Eliseu Costa Gomes, conhecido nacionalmente como o “Serial Killer de Altamira”, voltou a ser preso na noite desta segunda-feira (19.jan.2026), na cidade de Araguaína, no norte do Tocantins. A prisão ocorreu após uma ocorrência inicialmente registrada como violência doméstica, que acabou revelando a presença de um criminoso de alta periculosidade em liberdade.
De acordo com informações das forças de segurança, a companheira de Eliseu acionou a polícia relatando que vinha sendo ameaçada durante a madrugada e temia pela própria vida. A Guarda Municipal de Araguaína foi até o local, onde encontrou o suspeito em posse de uma pequena porção de droga. Diante da situação, o casal foi conduzido à Delegacia de Polícia Civil para os procedimentos cabíveis.
Histórico de crimes chocantes em Altamira (PA)

Eliseu Costa Gomes possui um histórico criminal que ganhou repercussão nacional.
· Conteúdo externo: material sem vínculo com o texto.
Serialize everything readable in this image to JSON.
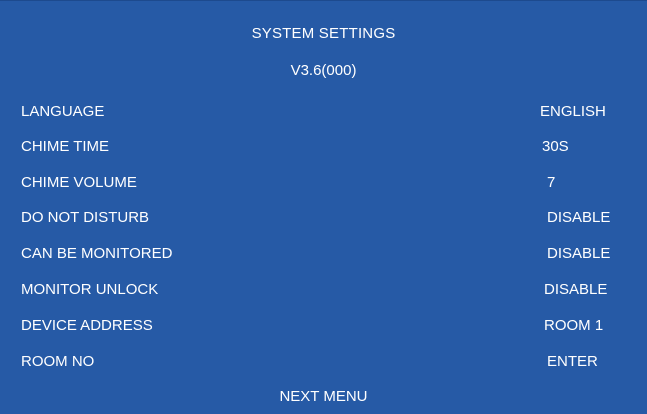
{
  "screen": {
    "title": "SYSTEM SETTINGS",
    "version": "V3.6(000)",
    "background_color": "#265aa6",
    "text_color": "#ffffff"
  },
  "settings": [
    {
      "label": "LANGUAGE",
      "value": "ENGLISH"
    },
    {
      "label": "CHIME TIME",
      "value": "30S"
    },
    {
      "label": "CHIME VOLUME",
      "value": "7"
    },
    {
      "label": "DO NOT DISTURB",
      "value": "DISABLE"
    },
    {
      "label": "CAN BE MONITORED",
      "value": "DISABLE"
    },
    {
      "label": "MONITOR UNLOCK",
      "value": "DISABLE"
    },
    {
      "label": "DEVICE ADDRESS",
      "value": "ROOM 1"
    },
    {
      "label": "ROOM NO",
      "value": "ENTER"
    }
  ],
  "footer": {
    "next_menu_label": "NEXT MENU"
  }
}
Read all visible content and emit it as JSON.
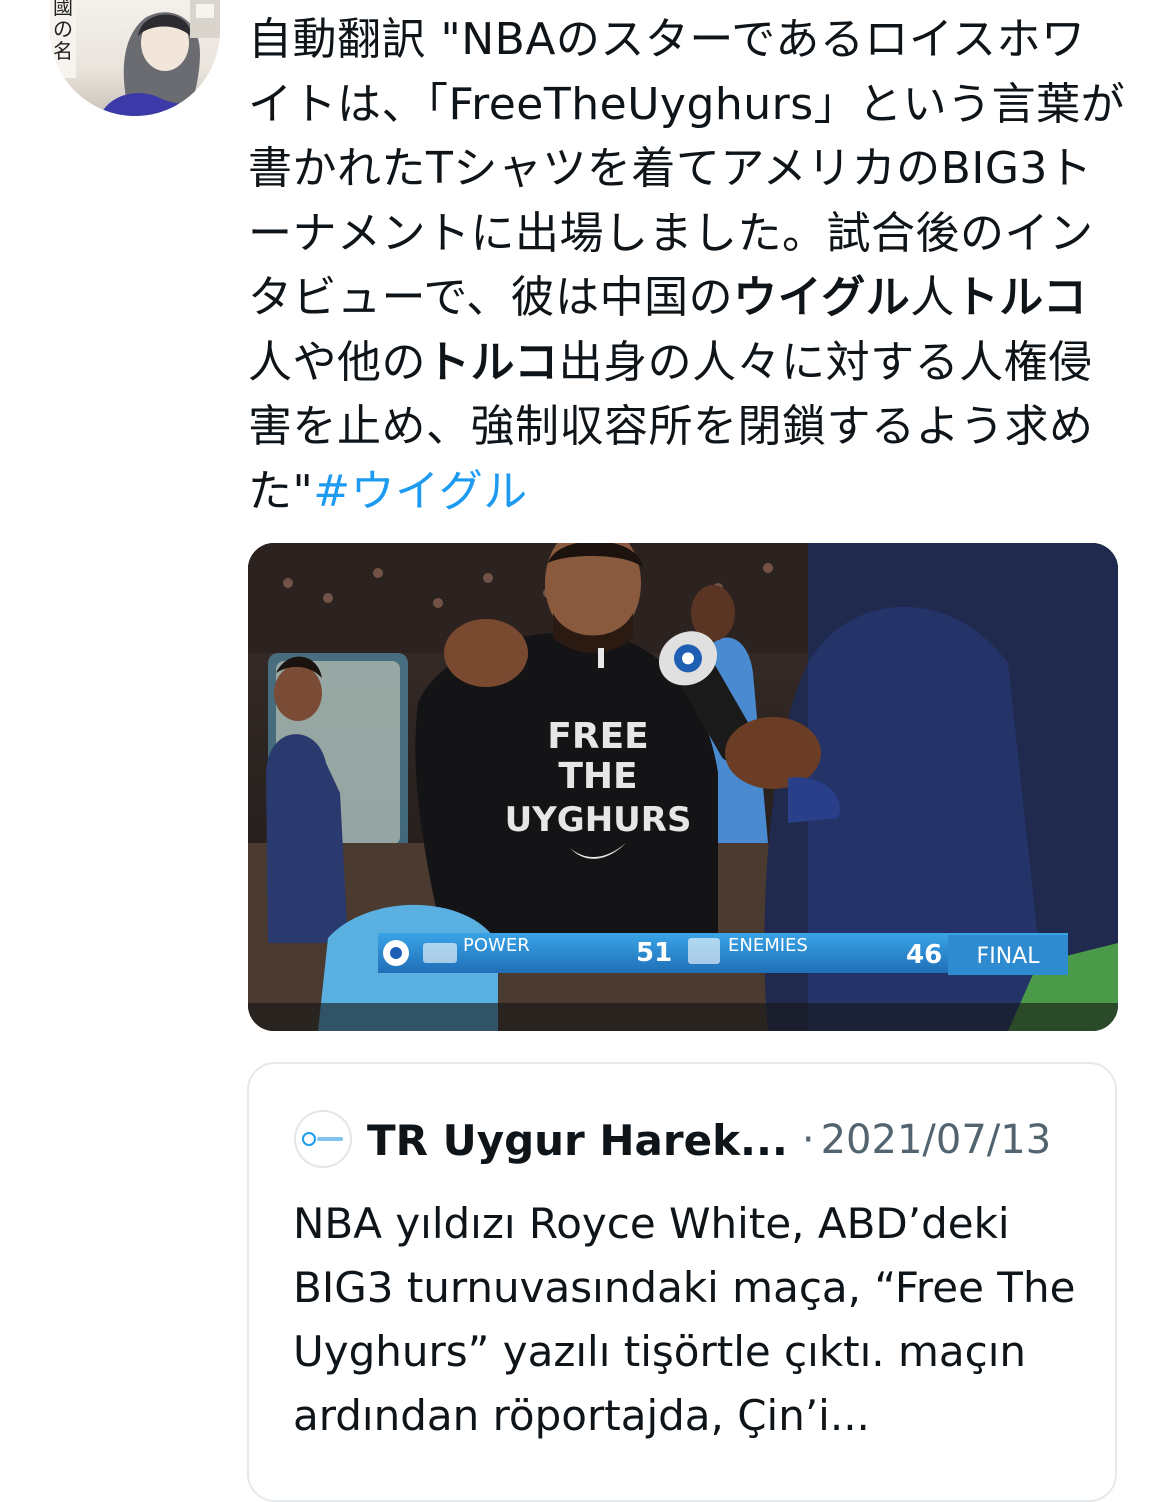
{
  "tweet": {
    "avatar_vertical_text": "國の名",
    "text_segments": [
      {
        "text": "自動翻訳 \"NBAのスターであるロイスホワイトは、「FreeTheUyghurs」という言葉が書かれたTシャツを着てアメリカのBIG3トーナメントに出場しました。試合後のインタビューで、彼は中国の",
        "style": "normal"
      },
      {
        "text": "ウイグル",
        "style": "bold"
      },
      {
        "text": "人",
        "style": "normal"
      },
      {
        "text": "トルコ",
        "style": "bold"
      },
      {
        "text": "人や他の",
        "style": "normal"
      },
      {
        "text": "トルコ",
        "style": "bold"
      },
      {
        "text": "出身の人々に対する人権侵害を止め、強制収容所を閉鎖するよう求めた\"",
        "style": "normal"
      },
      {
        "text": "#ウイグル",
        "style": "hashtag"
      }
    ],
    "hashtag_color": "#1d9bf0"
  },
  "media": {
    "shirt_lines": [
      "FREE",
      "THE",
      "UYGHURS"
    ],
    "scoreboard": {
      "home_team": "POWER",
      "home_score": "51",
      "away_team": "ENEMIES",
      "away_score": "46",
      "status": "FINAL"
    }
  },
  "quote": {
    "author": "TR Uygur Harek...",
    "separator": "·",
    "date": "2021/07/13",
    "text": "NBA yıldızı Royce White, ABD’deki BIG3 turnuvasındaki maça, “Free The Uyghurs” yazılı tişörtle çıktı. maçın ardından röportajda, Çin’i..."
  }
}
Em novembro de 2022, ele foi condenado a 10 anos de prisão em regime fechado pelos crimes de homicídio e ocultação de cadáver, tendo como vítima José Raimundo Rodrigues dos Santos, de 36 anos, assassinado em Altamira, no sudoeste do Pará.
O corpo de José Raimundo foi encontrado enterrado em uma cova rasa no quintal da residência de Eliseu. A localização do cadáver ocorreu após familiares da vítima receberem informações de que ele havia sido visto pela última vez na companhia do acusado. Desconfiados, eles realizaram buscas no imóvel e acabaram encontrando o corpo.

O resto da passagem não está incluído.